In this alchemy of anger and love, history and memoir, Christine McNair delves into various forms of toxicity in the body—from the effects of two life-threatening preeclampsia diagnoses to chronic illness, sexism in medicine, and the toll of societal expectations.
With catharsis and humour, Toxemia pieces together the complexities of identity, motherhood, and living in a body to share deeply recognizable raw truths through fragments, poems, and stories. McNair captures the wrenching feeling of loss of control in the face of an overwhelming medical diagnosis and the small, endless moments in life that underscore it: worrying about mortality in the middle of the night, revolving medical appointments, self-doubt, and all the ways in which illness interrupts.
Toxemia unravels the toxicities that haunt the human body from within and without. This hybrid work dips between the sacred and profane to expose—and hold —some of our greatest fears while reaching to mend what’s still possible to mend.
Christine McNair is the author of Charm (Book*hug, 2017) which won the 2018 Archibald Lampman award. Her first book Conflict (Book*hug, 2012) was a finalist for the City of Ottawa Book Award, the Archibald Lampman Award, and the ReLit Award, and shortlisted for the Robert Kroetsch Award for Innovative Poetry.
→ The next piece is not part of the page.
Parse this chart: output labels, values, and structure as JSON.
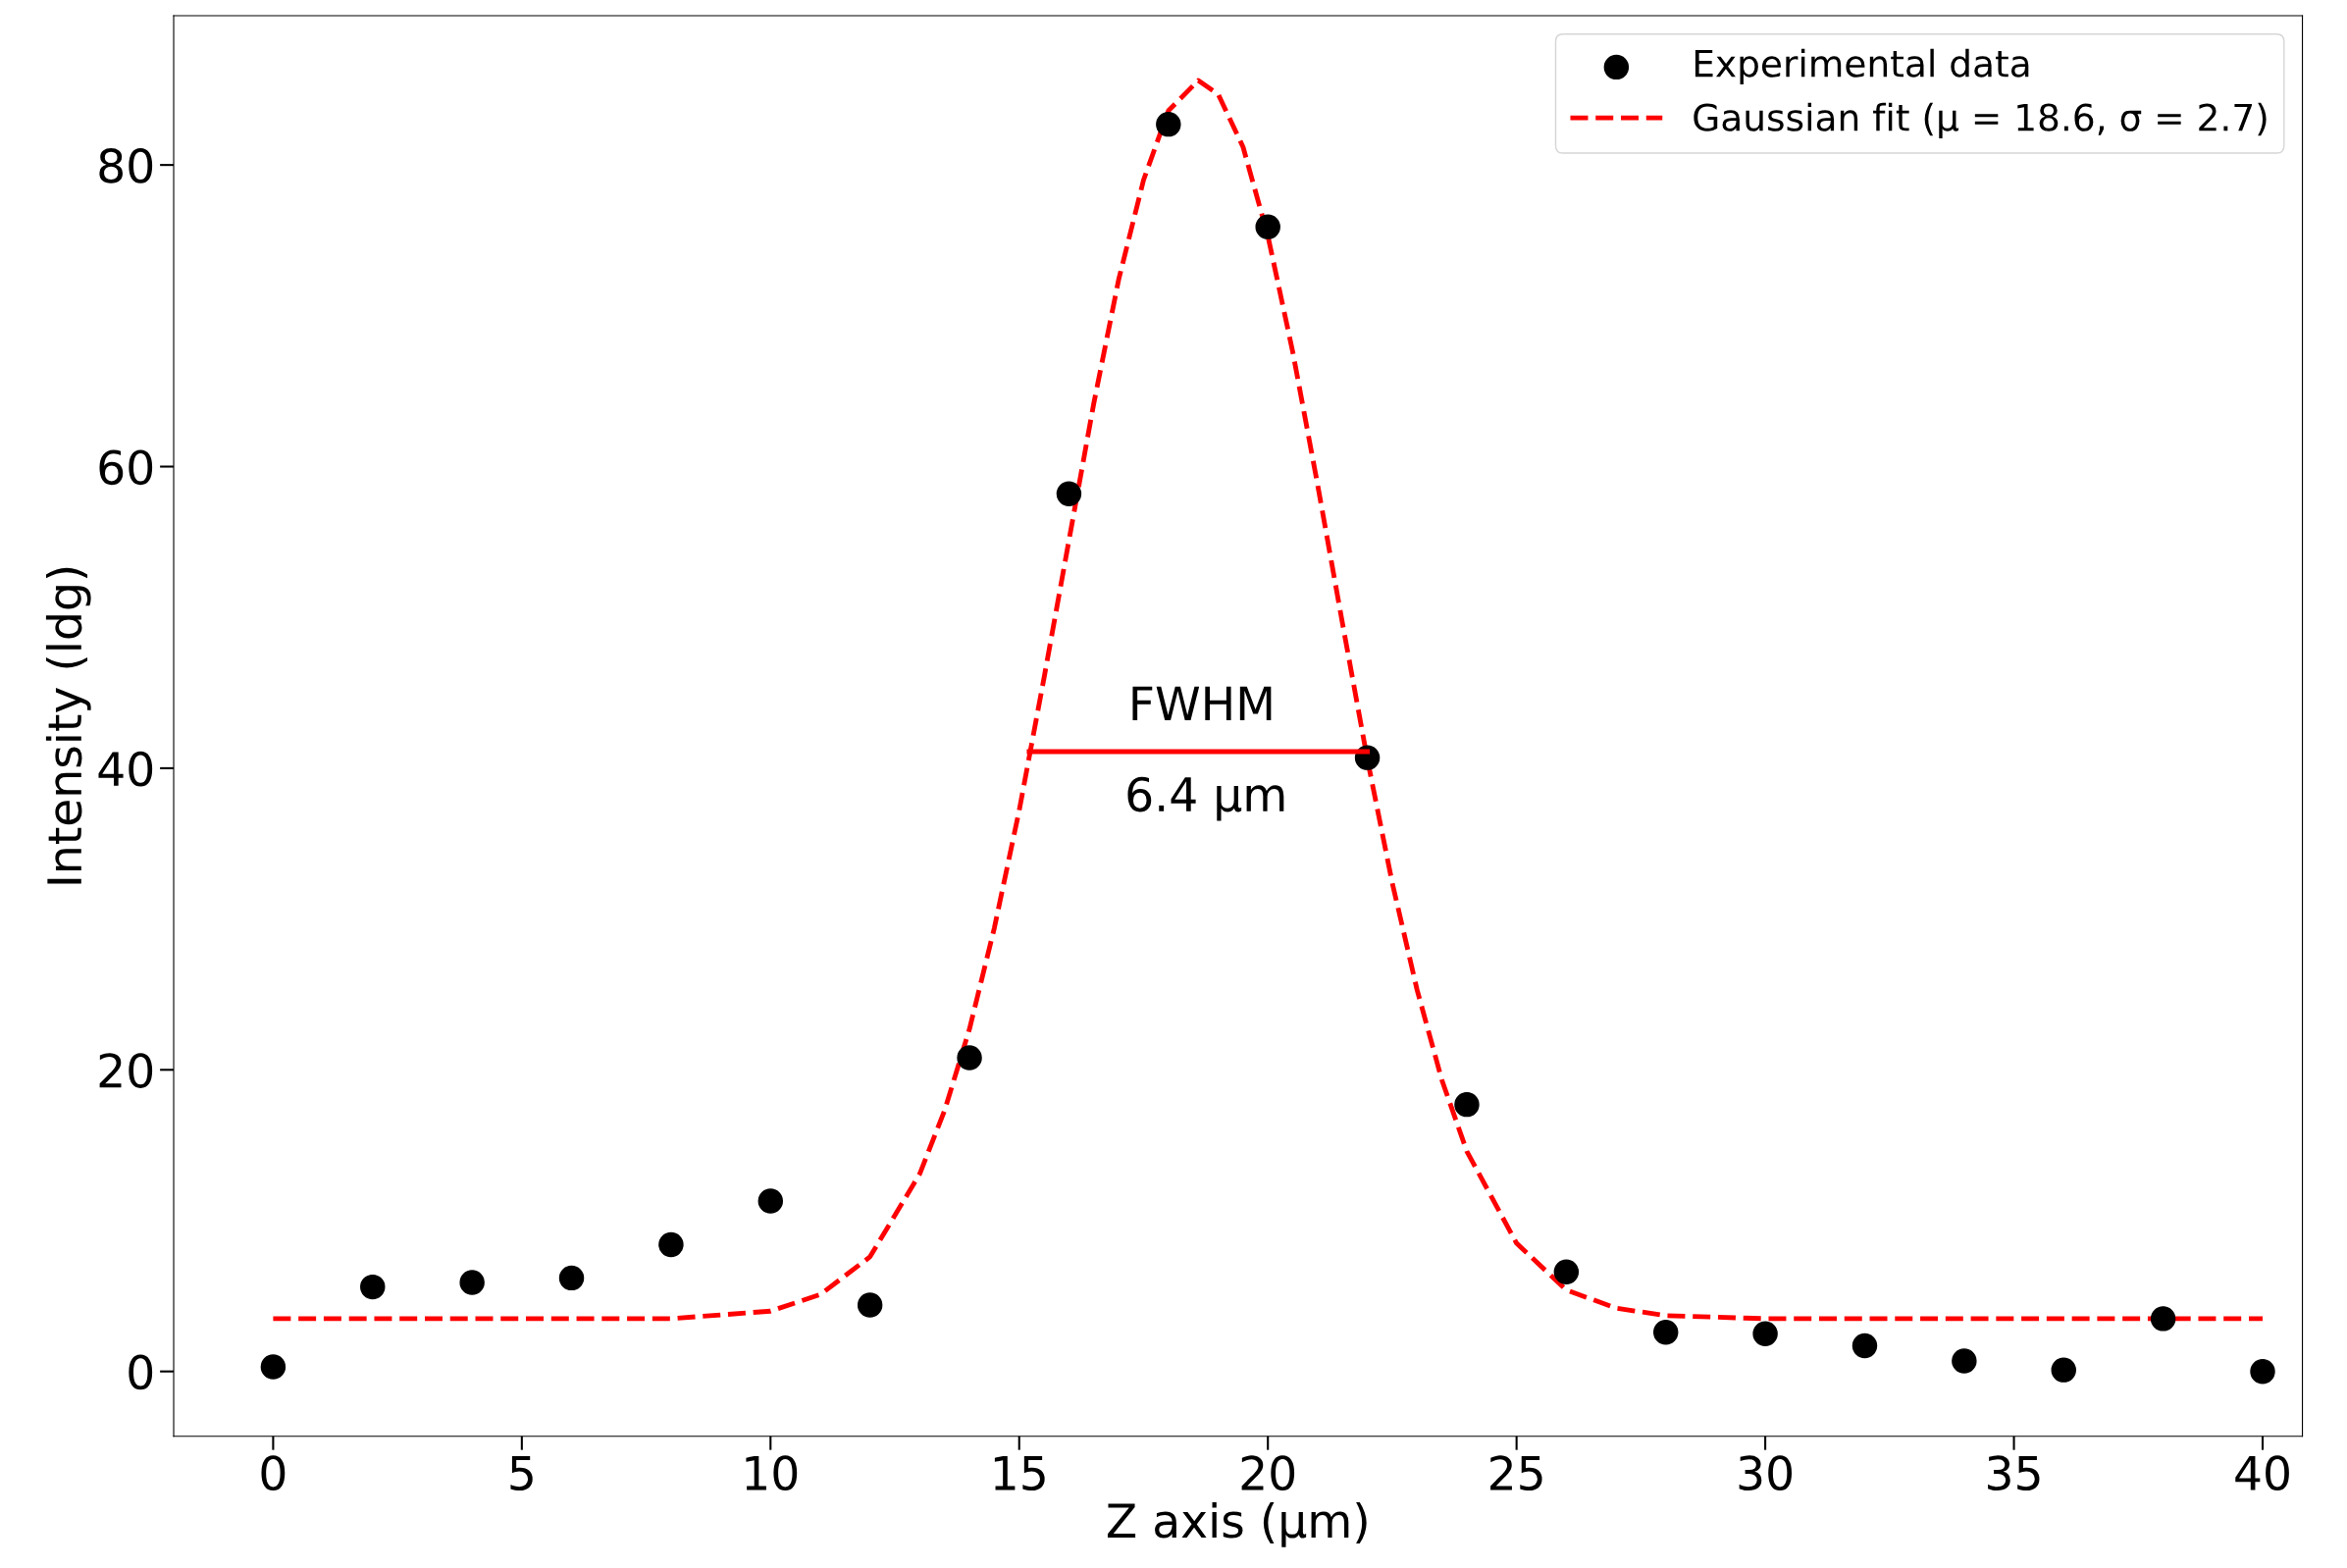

Her chapbook pleasantries and other misdemeanours (Apt 9 press, 2013) was shortlisted for the bpNichol chapbook award.
Her non-fiction hybrid poetic memoir Toxemia came out with Book*hug in fall 2024.
A reformed book designer, McNair lives in Ottawa where she works as a book doctor.
I love the way this collection is broken down & brought together in a sort of grammar lesson. These strict formalities parallel the removed way patients are treated in our medical system. Like the story is second to the format, the patient’s experiences less important than the cycle of that system’s operation. The glimpses McNair gives into particular moments of her life, her family history, her memory, and the visceral intensity of fear draws us into incredibly horrifying moments with such astounding personal tenderness.
"The brain lit up and electric and a pressing sense of doom and headache in the bones that goes on and on and won't stop." This is how essayist / poet / book doctor / mother Christine McNair describes the physical and existential pain of gestational hypertension and preeclampsia. (Toxemia is an old word for what can happen once the body steps past preeclapsia into eclampsia.) Once the reader is suitably squirming with empathy for a woman at risk, McNair unpacks (lyrically, loopingly) a history of inquiry into the causes and treatments of the disorder. She wants medicine to help, but she also doesn't let it off the hook. A raw look at how medicine regards the birthing body.